Friendster Connections: Six Degrees of Separation
Like a community, Friendster lets you connect with people you know and network out from there, building your web of contacts. Those connections are called friends. Think of it like the game six degrees of separation. If Mary is friends with David, and David is friends with Kumar, then Mary is connected to both David and Kumar. David is the link that binds them.
Here are some of the ways you can make and interact with friends:
- Invite someone to be your friend. Click Invite on your homepage to search for someone or click Add as Friend on that person's profile.
- Upload your e-mail address book. Friendster will automatically search those names to find out if any are existing Friendsters.
- Join groups that share your interests. The chocoholics group has nearly 45,000 members.
- Participate in forums to discuss anything from philosophy to cult movies.
- Pile on the applications. Posting bulletins is so yesterday. Comparing quiz results and voting on your friends' 3-D virtual homes is the new way to connect.
- Display Featured Friends on your profile. Not only does this let you give extra-special attention to your favorites, but it encourages them to do the same for you, boosting your visibility.
- Browse the Explore page. Great for random friend-making and voyeurism, it's a list of mosts: most-grabbed profiles, most popular groups and Fan Profiles.

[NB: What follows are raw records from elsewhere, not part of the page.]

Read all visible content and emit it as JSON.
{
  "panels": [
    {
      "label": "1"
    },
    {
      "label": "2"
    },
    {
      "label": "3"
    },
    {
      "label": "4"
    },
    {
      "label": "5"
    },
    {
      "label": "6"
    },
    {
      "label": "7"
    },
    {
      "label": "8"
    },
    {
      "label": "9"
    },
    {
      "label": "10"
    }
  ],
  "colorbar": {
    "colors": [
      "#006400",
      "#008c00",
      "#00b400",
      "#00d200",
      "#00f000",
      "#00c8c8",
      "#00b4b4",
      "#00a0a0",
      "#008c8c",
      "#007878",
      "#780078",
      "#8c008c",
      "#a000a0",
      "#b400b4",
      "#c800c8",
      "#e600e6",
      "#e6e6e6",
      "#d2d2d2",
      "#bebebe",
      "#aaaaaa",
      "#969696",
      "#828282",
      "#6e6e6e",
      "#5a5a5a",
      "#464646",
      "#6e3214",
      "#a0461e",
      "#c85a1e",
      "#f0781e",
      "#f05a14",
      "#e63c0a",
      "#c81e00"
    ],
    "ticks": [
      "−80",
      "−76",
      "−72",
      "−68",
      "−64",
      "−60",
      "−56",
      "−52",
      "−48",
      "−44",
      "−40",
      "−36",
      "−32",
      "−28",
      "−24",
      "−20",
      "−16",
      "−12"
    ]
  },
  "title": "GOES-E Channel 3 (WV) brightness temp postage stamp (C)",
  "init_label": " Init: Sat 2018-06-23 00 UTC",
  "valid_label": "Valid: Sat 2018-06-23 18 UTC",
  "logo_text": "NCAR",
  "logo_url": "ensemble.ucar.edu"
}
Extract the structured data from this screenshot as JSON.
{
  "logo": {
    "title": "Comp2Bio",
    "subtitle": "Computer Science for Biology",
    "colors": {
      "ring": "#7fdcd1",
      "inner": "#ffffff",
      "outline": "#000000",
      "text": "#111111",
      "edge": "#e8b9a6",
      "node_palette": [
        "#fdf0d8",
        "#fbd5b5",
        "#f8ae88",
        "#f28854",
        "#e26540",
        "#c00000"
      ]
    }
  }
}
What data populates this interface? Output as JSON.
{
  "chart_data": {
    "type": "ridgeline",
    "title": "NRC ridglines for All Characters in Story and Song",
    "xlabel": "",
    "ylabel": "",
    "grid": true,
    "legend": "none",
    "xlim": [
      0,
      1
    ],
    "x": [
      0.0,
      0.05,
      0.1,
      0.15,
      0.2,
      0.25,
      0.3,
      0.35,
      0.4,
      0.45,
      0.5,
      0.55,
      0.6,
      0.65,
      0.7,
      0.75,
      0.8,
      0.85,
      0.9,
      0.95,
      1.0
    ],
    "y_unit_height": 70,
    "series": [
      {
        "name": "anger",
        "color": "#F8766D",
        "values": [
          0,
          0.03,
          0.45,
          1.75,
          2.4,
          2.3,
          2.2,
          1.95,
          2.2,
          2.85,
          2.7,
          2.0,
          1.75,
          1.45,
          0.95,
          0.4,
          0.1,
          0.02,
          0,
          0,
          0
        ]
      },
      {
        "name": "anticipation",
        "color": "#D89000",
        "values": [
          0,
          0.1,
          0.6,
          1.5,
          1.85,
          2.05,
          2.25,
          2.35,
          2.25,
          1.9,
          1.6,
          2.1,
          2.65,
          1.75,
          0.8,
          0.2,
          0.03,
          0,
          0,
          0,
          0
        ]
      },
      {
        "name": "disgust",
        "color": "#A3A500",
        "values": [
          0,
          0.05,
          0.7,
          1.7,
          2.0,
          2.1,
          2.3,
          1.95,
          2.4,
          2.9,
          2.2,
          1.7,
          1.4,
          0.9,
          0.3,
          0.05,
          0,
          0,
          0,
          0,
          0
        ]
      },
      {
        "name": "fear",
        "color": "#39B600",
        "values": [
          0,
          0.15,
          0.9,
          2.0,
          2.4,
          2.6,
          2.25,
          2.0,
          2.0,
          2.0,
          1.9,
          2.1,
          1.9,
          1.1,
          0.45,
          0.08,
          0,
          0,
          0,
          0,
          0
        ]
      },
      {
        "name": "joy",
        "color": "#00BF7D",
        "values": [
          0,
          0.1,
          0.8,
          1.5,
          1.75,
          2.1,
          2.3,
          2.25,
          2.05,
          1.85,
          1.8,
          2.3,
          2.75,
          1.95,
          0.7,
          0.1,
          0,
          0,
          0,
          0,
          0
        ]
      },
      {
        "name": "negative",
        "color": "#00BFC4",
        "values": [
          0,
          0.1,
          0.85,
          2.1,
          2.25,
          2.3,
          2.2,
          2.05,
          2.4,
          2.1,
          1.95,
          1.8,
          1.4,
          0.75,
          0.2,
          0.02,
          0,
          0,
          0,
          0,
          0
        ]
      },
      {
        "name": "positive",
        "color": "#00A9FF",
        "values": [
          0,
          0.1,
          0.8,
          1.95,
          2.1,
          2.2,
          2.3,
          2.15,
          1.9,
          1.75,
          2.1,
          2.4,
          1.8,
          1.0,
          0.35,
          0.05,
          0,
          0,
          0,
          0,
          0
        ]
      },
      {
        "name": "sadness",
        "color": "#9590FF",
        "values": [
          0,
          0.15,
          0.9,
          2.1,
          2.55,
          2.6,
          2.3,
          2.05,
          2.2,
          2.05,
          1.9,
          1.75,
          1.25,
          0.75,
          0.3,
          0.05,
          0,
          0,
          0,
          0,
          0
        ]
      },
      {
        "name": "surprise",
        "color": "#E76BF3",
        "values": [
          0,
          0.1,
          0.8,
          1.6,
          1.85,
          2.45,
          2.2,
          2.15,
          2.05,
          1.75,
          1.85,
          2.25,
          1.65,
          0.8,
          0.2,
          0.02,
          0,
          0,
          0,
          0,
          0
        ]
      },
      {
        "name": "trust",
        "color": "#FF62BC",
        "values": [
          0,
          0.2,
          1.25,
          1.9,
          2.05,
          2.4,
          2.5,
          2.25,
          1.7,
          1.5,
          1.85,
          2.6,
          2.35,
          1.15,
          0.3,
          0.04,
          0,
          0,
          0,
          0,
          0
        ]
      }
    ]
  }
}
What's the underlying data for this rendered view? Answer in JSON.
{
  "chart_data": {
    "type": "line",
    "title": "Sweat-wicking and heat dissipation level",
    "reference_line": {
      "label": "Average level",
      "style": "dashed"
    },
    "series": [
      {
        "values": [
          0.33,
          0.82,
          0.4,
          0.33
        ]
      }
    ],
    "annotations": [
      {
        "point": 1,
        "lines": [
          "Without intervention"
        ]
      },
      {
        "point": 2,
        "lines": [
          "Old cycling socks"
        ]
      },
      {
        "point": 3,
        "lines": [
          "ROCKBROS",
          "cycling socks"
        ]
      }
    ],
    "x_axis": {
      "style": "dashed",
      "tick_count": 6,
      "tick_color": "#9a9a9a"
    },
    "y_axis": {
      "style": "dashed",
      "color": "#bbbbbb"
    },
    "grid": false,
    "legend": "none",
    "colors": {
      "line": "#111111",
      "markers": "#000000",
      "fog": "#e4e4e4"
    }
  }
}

There's no limit to how many friends you can have. They can be family, lifelong pals, classmates, business contacts or that random guy you bonded with over truffles on chocoholics. Now that you're popular, what do you do with it? Some Friendsters are just looking for a place to swap photos with friends and invite them to parties. Others may be looking for dates, while plenty of folks use Friendster to find jobs and network professionally.
As your network grows you may find yourself asking, are all these people really my friends? Uber-popular Karen Kong has 150,000 friends. Featured Friends lets you show off your BFFs, and sites like Facebook allow you to rank friends by who's smartest, funniest or most stylish. What actually constitutes a friend is subjective depending on your definition of the word, but most would agree it requires a certain level of intimacy you just can't achieve with 150,000 people. Even adding co-workers and acquaintances pushes the definition of friendship. Sites like professional social network LinkedIn offer a way to keep them separate (also a good idea if you're not too keen on your boss seeing your photos and posts). For now, ranking by Featured Friends is the clearest way to differentiate.
What if you decide someone's no longer a friend? Can you ever get rid of them? Say our friends Mary and Kumar have a fight and want to "break up." You can block people from accessing your profile by adding them to the Block Users tab. Bye-bye Kumar!